The exhibition PAINTER. MENTOR. MAGICIAN. is the first to spotlight the enormous influence of the former Brücke artist and expressionist Otto Mueller (1874–1930): for over ten years the artist was engaged as a teacher at the State Academy of Arts and Crafts in Wrocław, which at that time was one of the most progressive schools of art in Europe. Particularly from the 1920s onwards, the Wrocław Academy had a reputation for cosmopolitanism and liberality, thanks to the numerous new appointments made by the director at that time, Oskar Moll. This was a place where the many-faceted movements in modern art stood side by side as equals: Expressionism with Otto Mueller, French Peinture of the Académie Matisse with Oskar Moll, New Objectivity (Neue Sachlichkeit) with Alexander Kanoldt and Carlo Mense and Bauhaus with Oskar Schlemmer, Georg Muche or Johannes Molzahn.
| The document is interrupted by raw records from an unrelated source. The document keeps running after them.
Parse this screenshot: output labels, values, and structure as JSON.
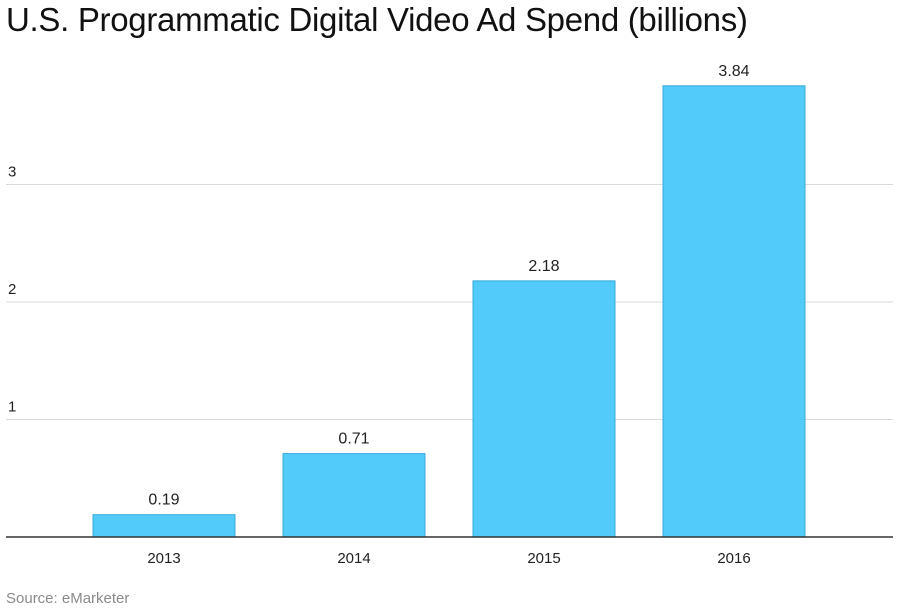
{
  "colors": {
    "bar_fill": "#52cbfb",
    "bar_stroke": "#3aa9db",
    "gridline": "#d9d9d9",
    "baseline": "#333333"
  },
  "source": "Source: eMarketer",
  "chart_data": {
    "type": "bar",
    "title": "U.S. Programmatic Digital Video Ad Spend (billions)",
    "categories": [
      "2013",
      "2014",
      "2015",
      "2016"
    ],
    "values": [
      0.19,
      0.71,
      2.18,
      3.84
    ],
    "data_labels": [
      "0.19",
      "0.71",
      "2.18",
      "3.84"
    ],
    "y_ticks": [
      1,
      2,
      3
    ],
    "y_tick_labels": [
      "1",
      "2",
      "3"
    ],
    "ylim": [
      0,
      4
    ],
    "xlabel": "",
    "ylabel": "",
    "grid": true,
    "legend": "none"
  }
}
The main focus of the exhibition is on modernist painting: Otto Mueller and his network experienced a creative phase in Wrocław which they described as highly productive and a direct result of their exchanges and reciprocal influence. The ways in which the artist colleagues influenced each other become apparent through thematic similarities and other cross-references: in paintings, works on paper, written statements or photographs. And it was the charismatic Otto Mueller, driven by longing and a thirst for freedom, who had the greatest influence on the Breslau art scene. From the comments of his closest associates, including art critics and writers, he seems to have been a ‘romantic’ and even a ‘magician’. He had already been immortalised by Carl Hauptmann in his biography of an artist “Einhart der Lächler” (1907) – and with this the Silesian poet laid an important foundation stone for the myth later to surround the artist.
Mueller’s striking appearance and his anti-bourgeois way of living held an enormous fascination for his students at the Academy, men and women alike. They loved his total commitment to art, his unconventional teaching methods and his humor. Some of his students – such as Alexander Camaro or Horst Strempel – went on from Wrocław to Berlin and experienced here the zeniths of their artistic careers.